Utilisation des plateformes en ligne
France Travail a mis en place un portail numérique pour simplifier la demande d’Aide à la Mobilité. Créez un compte, fournissez les justificatifs nécessaires (attestation d’inscription à une formation, devis de transport, etc.) et renseignez les informations liées à l’offre d’emploi ou à la formation envisagée. La réponse intervient généralement sous quelques semaines.

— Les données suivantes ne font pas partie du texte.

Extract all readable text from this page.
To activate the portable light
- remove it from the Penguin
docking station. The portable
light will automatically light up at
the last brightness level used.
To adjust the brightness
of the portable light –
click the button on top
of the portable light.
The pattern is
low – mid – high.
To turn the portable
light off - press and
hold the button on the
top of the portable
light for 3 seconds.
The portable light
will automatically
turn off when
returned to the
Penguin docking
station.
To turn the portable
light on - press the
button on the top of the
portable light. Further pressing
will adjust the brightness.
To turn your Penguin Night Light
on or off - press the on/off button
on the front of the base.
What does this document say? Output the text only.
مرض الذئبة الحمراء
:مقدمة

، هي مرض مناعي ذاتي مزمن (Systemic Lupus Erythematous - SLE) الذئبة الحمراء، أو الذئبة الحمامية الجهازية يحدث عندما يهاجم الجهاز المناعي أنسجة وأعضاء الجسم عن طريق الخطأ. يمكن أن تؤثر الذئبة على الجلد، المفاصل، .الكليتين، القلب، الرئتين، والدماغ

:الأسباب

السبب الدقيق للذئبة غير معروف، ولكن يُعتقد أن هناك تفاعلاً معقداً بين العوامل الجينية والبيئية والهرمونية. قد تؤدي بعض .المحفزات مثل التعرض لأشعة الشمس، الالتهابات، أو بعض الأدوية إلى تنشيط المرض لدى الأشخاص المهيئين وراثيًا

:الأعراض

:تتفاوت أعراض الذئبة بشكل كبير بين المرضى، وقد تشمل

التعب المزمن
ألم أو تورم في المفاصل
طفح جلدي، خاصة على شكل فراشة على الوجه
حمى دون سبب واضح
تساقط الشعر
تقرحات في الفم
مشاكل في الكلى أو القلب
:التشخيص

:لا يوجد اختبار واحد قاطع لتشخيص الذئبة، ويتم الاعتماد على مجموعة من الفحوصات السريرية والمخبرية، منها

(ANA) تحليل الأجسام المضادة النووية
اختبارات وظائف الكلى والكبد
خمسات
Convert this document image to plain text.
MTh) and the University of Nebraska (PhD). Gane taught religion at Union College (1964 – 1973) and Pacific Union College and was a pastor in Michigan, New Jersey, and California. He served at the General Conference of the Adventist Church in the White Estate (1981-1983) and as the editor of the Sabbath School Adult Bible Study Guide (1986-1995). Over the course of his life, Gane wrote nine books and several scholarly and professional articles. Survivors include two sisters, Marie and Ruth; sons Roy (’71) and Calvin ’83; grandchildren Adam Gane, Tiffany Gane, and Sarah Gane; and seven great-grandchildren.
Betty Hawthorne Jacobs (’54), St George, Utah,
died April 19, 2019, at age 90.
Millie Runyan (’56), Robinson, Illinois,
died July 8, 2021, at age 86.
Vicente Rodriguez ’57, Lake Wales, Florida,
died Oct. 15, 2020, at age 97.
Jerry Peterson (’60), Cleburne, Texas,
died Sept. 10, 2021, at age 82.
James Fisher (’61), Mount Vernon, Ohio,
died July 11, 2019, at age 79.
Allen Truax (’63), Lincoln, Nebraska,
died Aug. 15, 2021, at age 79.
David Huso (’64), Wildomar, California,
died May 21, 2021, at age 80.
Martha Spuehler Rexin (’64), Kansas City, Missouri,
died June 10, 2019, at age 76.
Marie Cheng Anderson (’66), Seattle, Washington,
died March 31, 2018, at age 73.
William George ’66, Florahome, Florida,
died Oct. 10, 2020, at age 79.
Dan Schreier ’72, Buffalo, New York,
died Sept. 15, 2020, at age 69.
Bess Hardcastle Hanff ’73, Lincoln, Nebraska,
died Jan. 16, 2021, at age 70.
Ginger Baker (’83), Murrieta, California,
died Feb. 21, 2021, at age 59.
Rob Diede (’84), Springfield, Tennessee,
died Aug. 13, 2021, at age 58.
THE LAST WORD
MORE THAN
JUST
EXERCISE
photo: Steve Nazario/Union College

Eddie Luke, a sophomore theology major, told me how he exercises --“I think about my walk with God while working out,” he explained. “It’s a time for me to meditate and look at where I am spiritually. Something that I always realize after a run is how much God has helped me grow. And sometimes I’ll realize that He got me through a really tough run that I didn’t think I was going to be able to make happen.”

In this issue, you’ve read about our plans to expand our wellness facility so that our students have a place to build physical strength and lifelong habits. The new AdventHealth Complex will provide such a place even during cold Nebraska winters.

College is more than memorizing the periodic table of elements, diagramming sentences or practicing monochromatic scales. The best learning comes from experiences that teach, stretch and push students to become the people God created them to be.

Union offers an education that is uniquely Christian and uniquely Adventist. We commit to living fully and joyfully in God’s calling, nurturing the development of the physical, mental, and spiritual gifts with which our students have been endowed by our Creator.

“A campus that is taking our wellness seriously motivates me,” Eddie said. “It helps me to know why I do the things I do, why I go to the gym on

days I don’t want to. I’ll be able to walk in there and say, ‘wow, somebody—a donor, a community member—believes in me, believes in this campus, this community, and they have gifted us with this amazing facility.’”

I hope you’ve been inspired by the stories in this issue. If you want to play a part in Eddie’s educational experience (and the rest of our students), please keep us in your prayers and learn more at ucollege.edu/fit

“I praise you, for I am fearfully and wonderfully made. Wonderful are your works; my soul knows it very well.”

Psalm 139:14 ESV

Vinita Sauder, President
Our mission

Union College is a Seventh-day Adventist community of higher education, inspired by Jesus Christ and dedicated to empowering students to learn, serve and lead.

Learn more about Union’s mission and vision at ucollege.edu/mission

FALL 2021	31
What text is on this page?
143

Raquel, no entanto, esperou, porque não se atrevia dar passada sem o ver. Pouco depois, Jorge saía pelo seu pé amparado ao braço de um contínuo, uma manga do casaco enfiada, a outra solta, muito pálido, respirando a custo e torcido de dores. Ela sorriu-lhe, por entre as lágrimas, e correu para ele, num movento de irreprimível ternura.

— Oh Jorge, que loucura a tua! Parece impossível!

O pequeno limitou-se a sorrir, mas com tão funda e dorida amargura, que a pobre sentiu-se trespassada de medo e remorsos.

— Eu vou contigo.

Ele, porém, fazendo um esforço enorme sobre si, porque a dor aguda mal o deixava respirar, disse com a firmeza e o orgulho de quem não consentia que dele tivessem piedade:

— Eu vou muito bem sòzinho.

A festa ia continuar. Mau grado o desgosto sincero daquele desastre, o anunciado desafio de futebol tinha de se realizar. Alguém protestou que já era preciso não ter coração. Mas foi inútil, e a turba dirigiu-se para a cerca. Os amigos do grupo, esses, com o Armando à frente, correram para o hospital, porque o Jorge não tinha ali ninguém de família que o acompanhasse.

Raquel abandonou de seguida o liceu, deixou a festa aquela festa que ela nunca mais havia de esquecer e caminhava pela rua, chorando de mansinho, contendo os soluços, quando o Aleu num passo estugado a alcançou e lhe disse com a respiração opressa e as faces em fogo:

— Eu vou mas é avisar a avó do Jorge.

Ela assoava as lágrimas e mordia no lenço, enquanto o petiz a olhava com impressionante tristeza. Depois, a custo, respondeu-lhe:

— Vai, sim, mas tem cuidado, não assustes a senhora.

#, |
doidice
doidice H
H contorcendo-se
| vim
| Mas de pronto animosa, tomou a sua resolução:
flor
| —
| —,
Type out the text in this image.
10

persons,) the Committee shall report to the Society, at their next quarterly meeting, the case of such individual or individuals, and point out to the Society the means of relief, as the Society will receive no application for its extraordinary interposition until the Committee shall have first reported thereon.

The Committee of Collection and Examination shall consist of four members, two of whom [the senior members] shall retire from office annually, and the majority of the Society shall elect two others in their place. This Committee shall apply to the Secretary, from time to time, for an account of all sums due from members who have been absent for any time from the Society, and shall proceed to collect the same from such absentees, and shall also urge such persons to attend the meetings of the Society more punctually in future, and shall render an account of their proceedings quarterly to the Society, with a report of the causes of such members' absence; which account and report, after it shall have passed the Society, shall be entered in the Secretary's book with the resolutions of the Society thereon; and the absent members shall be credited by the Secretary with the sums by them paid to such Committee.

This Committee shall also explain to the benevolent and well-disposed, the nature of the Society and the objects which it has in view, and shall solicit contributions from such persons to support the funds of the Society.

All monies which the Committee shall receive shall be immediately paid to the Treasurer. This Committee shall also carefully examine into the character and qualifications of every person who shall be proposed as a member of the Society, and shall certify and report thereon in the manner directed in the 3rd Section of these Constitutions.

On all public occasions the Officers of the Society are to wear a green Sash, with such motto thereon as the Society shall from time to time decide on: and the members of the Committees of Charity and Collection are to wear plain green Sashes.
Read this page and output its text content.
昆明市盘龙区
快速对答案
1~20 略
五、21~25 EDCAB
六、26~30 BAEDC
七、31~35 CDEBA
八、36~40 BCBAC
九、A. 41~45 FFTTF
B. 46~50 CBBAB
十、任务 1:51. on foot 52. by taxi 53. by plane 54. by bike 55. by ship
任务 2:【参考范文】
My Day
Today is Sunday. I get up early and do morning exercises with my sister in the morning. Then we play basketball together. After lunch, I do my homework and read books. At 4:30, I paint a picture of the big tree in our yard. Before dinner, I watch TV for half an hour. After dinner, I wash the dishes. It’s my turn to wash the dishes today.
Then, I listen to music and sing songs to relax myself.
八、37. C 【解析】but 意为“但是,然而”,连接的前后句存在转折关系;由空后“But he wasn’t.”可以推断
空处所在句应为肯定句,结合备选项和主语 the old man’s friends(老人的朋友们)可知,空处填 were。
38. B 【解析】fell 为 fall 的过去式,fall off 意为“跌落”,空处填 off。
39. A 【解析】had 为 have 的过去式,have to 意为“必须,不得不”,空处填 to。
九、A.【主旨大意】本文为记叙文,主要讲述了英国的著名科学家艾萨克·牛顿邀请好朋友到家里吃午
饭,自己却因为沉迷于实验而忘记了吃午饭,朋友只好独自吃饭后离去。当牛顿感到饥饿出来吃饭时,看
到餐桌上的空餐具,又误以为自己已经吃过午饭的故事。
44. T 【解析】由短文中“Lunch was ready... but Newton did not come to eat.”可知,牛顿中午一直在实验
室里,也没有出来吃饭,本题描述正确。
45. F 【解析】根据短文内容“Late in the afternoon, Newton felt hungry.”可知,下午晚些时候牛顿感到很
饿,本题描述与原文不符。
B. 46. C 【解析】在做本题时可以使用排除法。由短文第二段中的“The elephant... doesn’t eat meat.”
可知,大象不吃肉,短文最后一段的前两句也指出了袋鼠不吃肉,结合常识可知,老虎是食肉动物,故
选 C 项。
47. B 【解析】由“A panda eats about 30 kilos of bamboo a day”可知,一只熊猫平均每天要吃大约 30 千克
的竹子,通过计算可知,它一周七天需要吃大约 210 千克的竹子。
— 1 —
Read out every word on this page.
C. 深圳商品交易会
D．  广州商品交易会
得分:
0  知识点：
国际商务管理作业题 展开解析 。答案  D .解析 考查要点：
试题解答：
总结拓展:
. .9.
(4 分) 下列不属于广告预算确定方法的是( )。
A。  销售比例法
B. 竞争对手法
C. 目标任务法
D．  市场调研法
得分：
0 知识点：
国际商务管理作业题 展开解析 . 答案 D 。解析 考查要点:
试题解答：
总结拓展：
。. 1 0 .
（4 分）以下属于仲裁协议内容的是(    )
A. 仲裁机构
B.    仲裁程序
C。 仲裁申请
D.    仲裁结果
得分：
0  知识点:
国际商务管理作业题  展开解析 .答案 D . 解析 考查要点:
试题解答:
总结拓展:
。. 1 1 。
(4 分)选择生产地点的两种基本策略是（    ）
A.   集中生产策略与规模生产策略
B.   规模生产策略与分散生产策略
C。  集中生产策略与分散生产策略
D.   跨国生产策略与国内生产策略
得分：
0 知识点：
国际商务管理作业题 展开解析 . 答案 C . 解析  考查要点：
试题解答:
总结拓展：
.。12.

Aides spécifiques pour les travailleurs handicapés
Pour les travailleurs handicapés, plusieurs étapes sont à prévoir pour bénéficier d’un accompagnement adapté :
- Échanger avec un conseiller Pôle Emploi ou Agefiph afin d’identifier les besoins spécifiques et les aménagements nécessaires.
- Constituer un dossier détaillant les adaptations requises pour le poste.
- Transmettre le dossier aux organismes concernés et attendre la décision concernant l’attribution des aides.
Subventions pour la création d’entreprise
L’Aide à la Reprise ou à la Création d’Entreprise (ARCE) s’adresse à ceux qui souhaitent franchir le cap de l’entrepreneuriat. Il faut d’abord être inscrit à Pôle Emploi, élaborer une stratégie solide et la présenter à son conseiller. Si le projet tient la route, la demande d’ARCE s’effectue directement sur l’espace personnel du site Pôle Emploi.
Financements européens
L’Union Européenne soutient la formation professionnelle à travers le Fonds Social Européen (FSE). Les organismes de formation peuvent déposer leurs projets sur les plateformes dédiées, en respectant les consignes propres à chaque appel à projets. Ce soutien européen complète les dispositifs nationaux et élargit encore le champ des possibles.
La période de chômage n’est jamais un choix, mais les solutions pour rebondir sont multiples et tangibles. À chacun de saisir la main tendue des dispositifs existants, pour transformer l’incertitude en opportunité, et écrire la suite de son histoire professionnelle avec une énergie renouvelée.